R: Non lo so. Credo comunque che dipenda dal mio disperato bisogno di essere capita e dal mio desiderio di poter avere qualche effetto sulle cose attraverso quello che comunico. Mi pongo continuamente delle domande. Perchè non mollo tutto? Potrei sposarmi e vivere da ricca... Eppure sento che non potrei mai farlo. Non è nemmeno una questione di soldi. A un certo punto è pura follia. Non so perchè, ma ho un fortissimo bisogno di essere capita.
D: Credi di poter comunicare solo esibendoti?

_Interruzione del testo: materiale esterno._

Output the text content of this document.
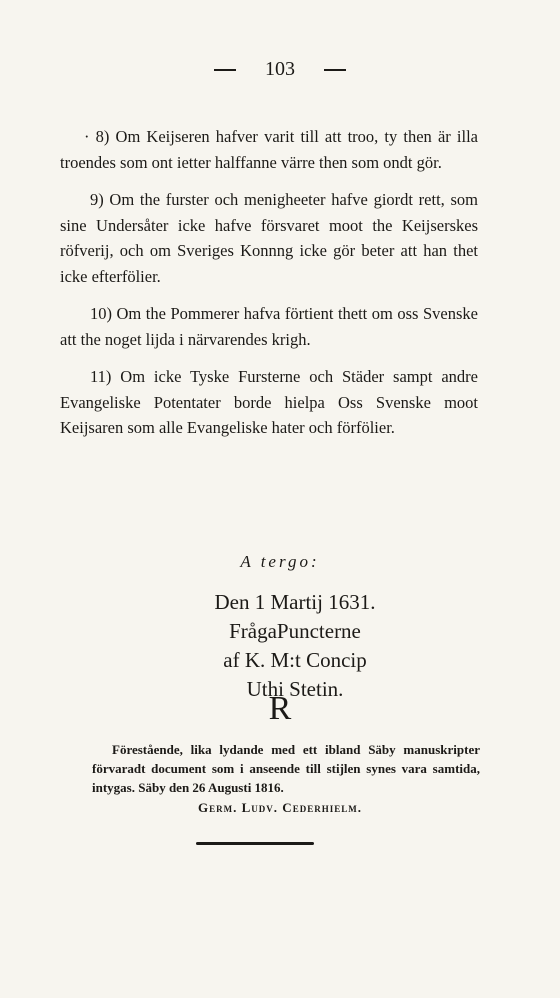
103

· 8) Om Keijseren hafver varit till att troo, ty then är illa troendes som ont ietter halffanne värre then som ondt gör.

9) Om the furster och menigheeter hafve giordt rett, som sine Undersåter icke hafve försvaret moot the Keijserskes röfverij, och om Sveriges Konnng icke gör beter att han thet icke efterfölier.

10) Om the Pommerer hafva förtient thett om oss Svenske att the noget lijda i närvarendes krigh.

11) Om icke Tyske Fursterne och Städer sampt andre Evangeliske Potentater borde hielpa Oss Svenske moot Keijsaren som alle Evangeliske hater och förfölier.

A tergo:
Den 1 Martij 1631.
FrågaPuncterne
af K. M:t Concip
Uthi Stetin.
R
Förestående, lika lydande med ett ibland Säby manuskripter förvaradt document som i anseende till stijlen synes vara samtida, intygas. Säby den 26 Augusti 1816.
Germ. Ludv. Cederhielm.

R: Veramente no. Però sono sempre sotto i riflettori - voglio dire, la mia vita è un palcoscenico, in questo momento, sia che mi trovi a casa o in ufficio o per la strada o in televisione o a fare compere. Sono sempre sotto i riflettori. In questo momento sono rarissime le volte in cui non senta il bisogno di essere "Donna Summer". Non posso proprio essere una ragazza di colore che viene da Boston. E' curioso il modo in cui la gente riesce a trasformarti nella persona che vuole vedere. Ma ho intenzione di trovare un equilibrio.

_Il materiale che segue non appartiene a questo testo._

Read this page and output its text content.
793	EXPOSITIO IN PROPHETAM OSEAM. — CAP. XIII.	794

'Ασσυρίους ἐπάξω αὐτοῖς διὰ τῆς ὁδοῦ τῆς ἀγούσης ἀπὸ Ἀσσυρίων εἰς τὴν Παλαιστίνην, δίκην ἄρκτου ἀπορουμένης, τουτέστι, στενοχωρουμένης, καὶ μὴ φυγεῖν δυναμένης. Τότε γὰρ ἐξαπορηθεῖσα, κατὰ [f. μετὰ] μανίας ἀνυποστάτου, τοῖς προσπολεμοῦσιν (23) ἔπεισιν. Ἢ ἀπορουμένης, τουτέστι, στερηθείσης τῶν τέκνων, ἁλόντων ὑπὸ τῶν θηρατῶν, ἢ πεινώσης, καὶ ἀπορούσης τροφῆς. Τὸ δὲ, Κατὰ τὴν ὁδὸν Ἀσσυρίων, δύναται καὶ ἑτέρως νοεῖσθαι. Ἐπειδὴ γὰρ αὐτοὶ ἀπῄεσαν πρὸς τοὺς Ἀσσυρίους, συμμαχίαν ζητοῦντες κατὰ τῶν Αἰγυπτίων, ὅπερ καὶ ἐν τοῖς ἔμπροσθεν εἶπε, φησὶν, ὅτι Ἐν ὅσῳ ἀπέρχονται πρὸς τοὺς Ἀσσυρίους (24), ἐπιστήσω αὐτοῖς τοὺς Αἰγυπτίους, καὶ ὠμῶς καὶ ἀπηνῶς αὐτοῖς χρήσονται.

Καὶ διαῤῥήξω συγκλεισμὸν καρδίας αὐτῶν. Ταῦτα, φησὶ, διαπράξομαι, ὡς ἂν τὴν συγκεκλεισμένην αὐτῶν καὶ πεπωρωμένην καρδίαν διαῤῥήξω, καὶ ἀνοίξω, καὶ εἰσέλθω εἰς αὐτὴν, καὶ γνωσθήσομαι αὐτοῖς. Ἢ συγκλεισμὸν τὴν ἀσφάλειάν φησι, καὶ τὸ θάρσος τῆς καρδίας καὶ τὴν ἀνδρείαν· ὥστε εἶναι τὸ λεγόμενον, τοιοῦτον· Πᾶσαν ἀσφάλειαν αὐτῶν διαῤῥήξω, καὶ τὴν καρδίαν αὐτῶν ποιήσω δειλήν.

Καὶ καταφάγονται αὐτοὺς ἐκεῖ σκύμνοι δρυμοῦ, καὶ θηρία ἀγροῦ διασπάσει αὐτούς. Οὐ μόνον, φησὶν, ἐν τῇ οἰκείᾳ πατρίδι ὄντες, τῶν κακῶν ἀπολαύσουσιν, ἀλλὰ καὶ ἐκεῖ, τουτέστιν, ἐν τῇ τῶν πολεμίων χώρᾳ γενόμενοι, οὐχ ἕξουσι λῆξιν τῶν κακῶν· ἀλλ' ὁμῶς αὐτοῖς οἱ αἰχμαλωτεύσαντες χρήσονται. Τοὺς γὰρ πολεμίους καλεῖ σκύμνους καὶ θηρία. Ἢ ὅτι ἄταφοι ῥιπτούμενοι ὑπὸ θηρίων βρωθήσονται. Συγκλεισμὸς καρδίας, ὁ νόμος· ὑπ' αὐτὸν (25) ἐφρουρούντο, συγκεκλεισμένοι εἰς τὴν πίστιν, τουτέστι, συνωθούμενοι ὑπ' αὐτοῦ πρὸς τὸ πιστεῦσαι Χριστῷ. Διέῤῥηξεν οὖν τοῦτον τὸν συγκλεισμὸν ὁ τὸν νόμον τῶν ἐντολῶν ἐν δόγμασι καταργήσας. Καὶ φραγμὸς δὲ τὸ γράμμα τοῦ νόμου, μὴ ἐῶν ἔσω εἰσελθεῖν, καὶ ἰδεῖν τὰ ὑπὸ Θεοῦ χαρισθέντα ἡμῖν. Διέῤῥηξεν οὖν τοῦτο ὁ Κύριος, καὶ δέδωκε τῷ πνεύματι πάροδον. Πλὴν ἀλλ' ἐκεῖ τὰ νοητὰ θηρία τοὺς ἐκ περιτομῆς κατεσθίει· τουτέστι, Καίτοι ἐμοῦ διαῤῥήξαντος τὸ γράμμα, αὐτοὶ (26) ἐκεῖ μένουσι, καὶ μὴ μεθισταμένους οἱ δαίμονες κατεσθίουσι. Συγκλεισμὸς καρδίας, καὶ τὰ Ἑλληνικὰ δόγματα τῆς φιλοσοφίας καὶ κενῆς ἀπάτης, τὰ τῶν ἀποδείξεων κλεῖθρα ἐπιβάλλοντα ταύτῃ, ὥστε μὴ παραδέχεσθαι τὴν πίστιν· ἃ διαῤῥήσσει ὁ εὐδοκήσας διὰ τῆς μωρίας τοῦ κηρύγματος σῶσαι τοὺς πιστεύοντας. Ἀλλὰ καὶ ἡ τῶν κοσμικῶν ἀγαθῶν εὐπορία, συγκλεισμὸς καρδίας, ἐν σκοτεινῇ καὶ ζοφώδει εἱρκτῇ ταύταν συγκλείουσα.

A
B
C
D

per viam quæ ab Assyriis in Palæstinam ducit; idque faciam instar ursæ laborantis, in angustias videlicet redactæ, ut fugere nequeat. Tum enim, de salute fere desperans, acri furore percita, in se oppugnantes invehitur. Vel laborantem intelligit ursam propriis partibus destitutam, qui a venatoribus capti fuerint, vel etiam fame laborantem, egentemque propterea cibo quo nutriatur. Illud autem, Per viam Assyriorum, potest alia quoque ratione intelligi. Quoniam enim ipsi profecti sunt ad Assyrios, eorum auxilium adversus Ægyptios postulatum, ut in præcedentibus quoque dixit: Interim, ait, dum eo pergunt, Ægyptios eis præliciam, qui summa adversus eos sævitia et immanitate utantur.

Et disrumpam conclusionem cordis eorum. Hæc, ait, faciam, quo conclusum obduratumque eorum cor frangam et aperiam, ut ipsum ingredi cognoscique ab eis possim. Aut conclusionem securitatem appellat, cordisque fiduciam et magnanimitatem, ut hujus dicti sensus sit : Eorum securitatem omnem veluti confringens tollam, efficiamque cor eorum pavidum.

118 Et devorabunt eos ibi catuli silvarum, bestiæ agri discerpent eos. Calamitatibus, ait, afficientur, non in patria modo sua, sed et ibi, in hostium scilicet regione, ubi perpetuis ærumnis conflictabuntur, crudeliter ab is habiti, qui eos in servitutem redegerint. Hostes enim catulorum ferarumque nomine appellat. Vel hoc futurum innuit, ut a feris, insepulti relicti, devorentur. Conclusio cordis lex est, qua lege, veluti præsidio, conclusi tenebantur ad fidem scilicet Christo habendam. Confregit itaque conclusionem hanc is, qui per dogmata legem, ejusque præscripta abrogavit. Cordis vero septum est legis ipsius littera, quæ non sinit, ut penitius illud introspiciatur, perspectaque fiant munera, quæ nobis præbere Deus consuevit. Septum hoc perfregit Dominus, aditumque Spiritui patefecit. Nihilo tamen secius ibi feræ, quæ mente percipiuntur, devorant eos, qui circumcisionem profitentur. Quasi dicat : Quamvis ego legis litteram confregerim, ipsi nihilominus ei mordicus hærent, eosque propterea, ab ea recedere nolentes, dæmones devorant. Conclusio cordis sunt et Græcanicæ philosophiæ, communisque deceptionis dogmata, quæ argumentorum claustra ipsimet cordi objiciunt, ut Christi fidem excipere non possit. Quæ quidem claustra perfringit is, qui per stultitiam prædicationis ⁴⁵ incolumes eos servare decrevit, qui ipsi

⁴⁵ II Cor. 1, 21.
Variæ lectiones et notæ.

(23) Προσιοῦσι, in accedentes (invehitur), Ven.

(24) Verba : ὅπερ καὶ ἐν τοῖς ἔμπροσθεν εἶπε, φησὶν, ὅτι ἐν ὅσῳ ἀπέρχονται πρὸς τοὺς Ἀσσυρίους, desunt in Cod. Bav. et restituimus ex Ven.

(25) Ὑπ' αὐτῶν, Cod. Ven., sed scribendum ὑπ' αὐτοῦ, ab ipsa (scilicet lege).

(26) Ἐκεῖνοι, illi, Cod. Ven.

D: Cos'è che ti spaventa di più di quello che stai facendo?
R: Non essere in possesso delle mie facoltà e di quello che sono capace di fare. E in questa professione è facile che accada. Non voglio perdere di vista chi sono e il motivo per cui mi trovo qui, e credo che sia questa la mia più grande paura. Quando dico, "perdere la ragione", voglio dire entrare a far parte dell'ingranaggio a tal punto da non riuscire più a vedere la realtà di quello che devo fare nella mia vita. E quello che devo fare è sviluppare come meglio posso il mio talento, le mie capacità e quelle degli altri. Credo che ci sia un ordine da rispettare. Prima di tutto, prima di aiutare gli altri, devi veramente aiutare te stesso. Poi dovresti aiutare la tua famiglia o chi ti è vicino. E' per questo che sento che tra le mie conquiste più grandi c'è il lavoro che ho fatto con i Brooklyn Dreams o con mia sorella Sunshine, di cui sto producendo il primo album. E poi dovresti fare veramente qualcosa per il mondo. Una volta assecondato il tuo ego, viene il momento di restituire qualcosa. E' questa la filosofia che si trova alla base di quello che sto facendo, e la penso così da quand'ero piccola.
D: Senti il bisogno di fare qualcosa per la gente per essere ricordata?
R: Questo è strano, ma non mi interessa davvero essere ricordata. Spero che ricorderanno la mia filosofia, non la persona, perchè in realtà credo di essere abbastanza insignificante. La gente ricorda Gesù e i suoi discepoli, ma ricordarli in quanto persone non basta. Devi ricordare cosa ti hanno insegnato. Questo per me è importante.
D: Cosa vorresti che il tuo pubblico capisca di te che attualmente non capisce?
R: L'unica cosa che credo la gente debba capire è che ho bisogno di essere libera. Credo che ciò che mi dà maggiormente fastidio di questa cosa chiamata successo - perchè è
una cosa, un mostro - è che cambia la tua vita in maniera radicale. Non hai più alcuna privacy nella tua vita, e non hai scelta. Davvero, sono una persona normale, come tutti gli altri, e voglio comunicare con I miei fans, far sapere loro che li amo o altrimenti non farei quello che faccio. Allo stesso tempo, voglio che mi amino, mi rispettino e mi comprendano. Sono i miei ammiratori e vogliono X, ma devono capire che ci sono milioni di persone che hanno pretese su questa persona, che dicono, "Voglio questo, questo e quello". Ed è impossibile accontentarli tutti. Quando dico "Non posso", voglio che le persone capiscano che non posso proprio e che non si sentano offese. E' l'unica cosa che mi disturba: che pensano di meritare di più e che io non posso darlo. Se potessi lo farei, ma non posso. E allora li sento dire, "Ma noi compriamo i tuoi dischi". Sì, io ho cantato una canzone, voi avete comprato il disco, io ho avuto i soldi. Questo è il punto essenziale e non è "senza cuore". Io ho venduto un disco, non la mia anima.